I would suggest, rather than constantly-available shops or "order forms", adding a short intermission hallway between floors that has a bazaar with access to every shop previously found in the game.
This has all manner of pacing benefits that wouldn't come with an always-on shopping list: It would provide a break between levels, it would allow the player to keep moving while they are actively clearing a floor (instead of feeling like they should be checking their shopping list and thereby inducing a modality shift away from playing the game every time they pick up some gold), it would provide an opportunity to mix tilesets inside of the intermission hallways for less-jarring branch transitions, it would prevent players from feeling like they have to do silly things like holding enough gold for on-the-spot purchasing from consumable shops, and it would retain the balancing option to lockout intermission bazaar availability during areas of the game intended to induce player tension such as Zot or Hell.

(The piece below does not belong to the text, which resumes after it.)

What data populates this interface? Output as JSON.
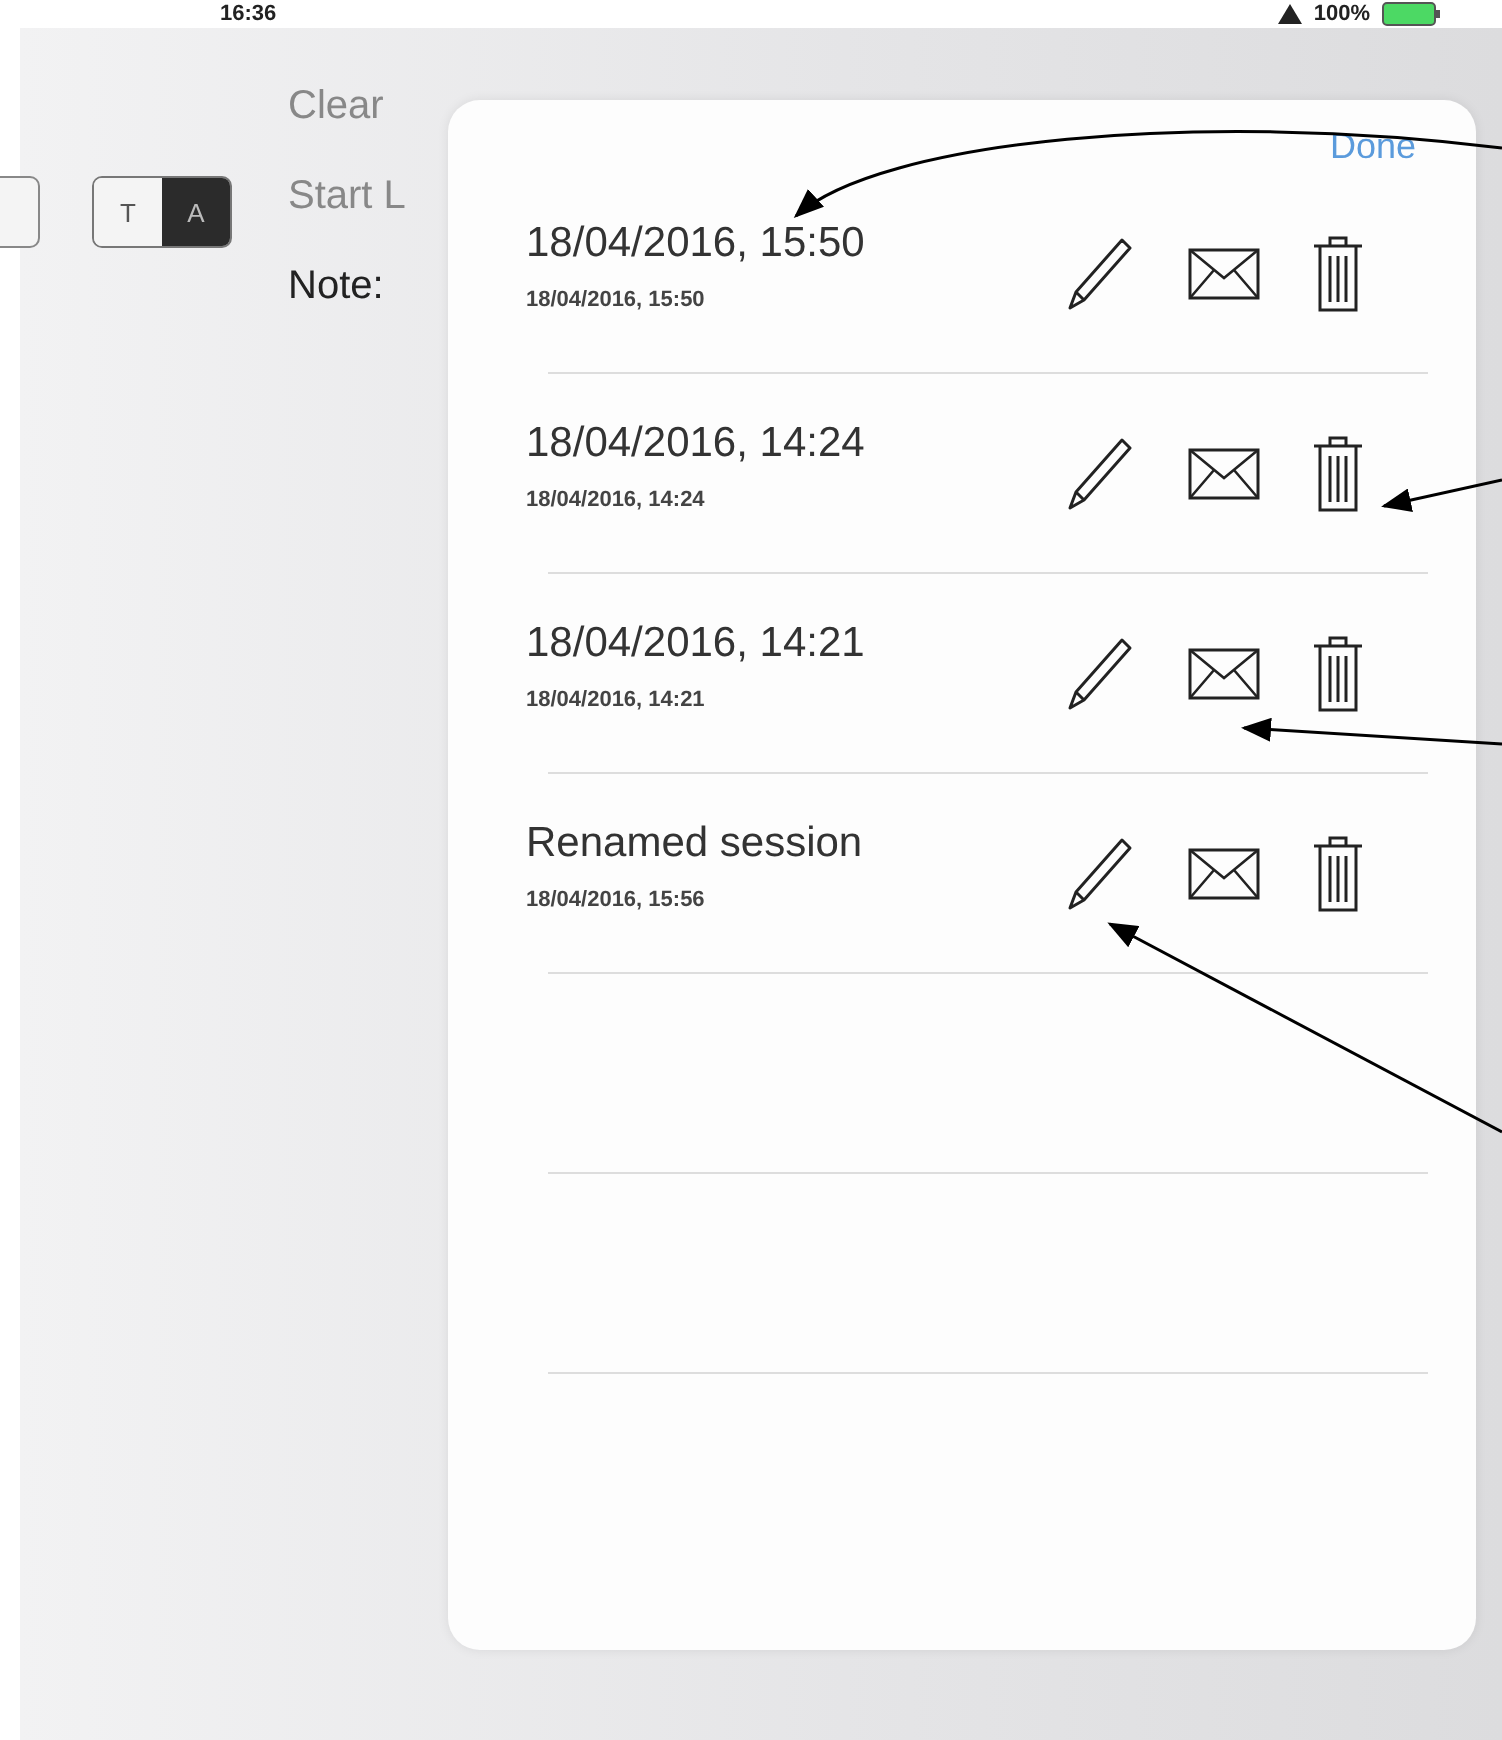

An intermission area would also provide a neat opportunity to drop unexpected bonuses on the player, like a city-of-gold trove or a branch-skipping reward shortcut for quick play. (This is all a shameless rip of Spelunky, but when the shoe fits..)
Hellmonk wrote:I am wondering if it would be possible to recapture the feel of a normal DCSS game with tweaks to casual difficulty or by adding another difficulty mode that alters stuff like monster spawn and item generation, or if it is just a matter of too many mechanics being different.
I would be very careful with bumping item generation. In my early Blitz testing, this played poorly enough that I reverted it and began exploring alternate approaches to Dungeon compression.
_So_ many problems with DCSS can be traced back to excess item availability. In my current opinion drastically fewer but more impactful items is the way forward, even if it forces a hard break with the older DCSS feel.
Altering monster density, monster action probabilities, or further tweaking the player power curve through XP gain or statgain adjustments, seem more probable spaces to explore as difficulty fixes without horribly unwanted pacing-destroying knockon effects.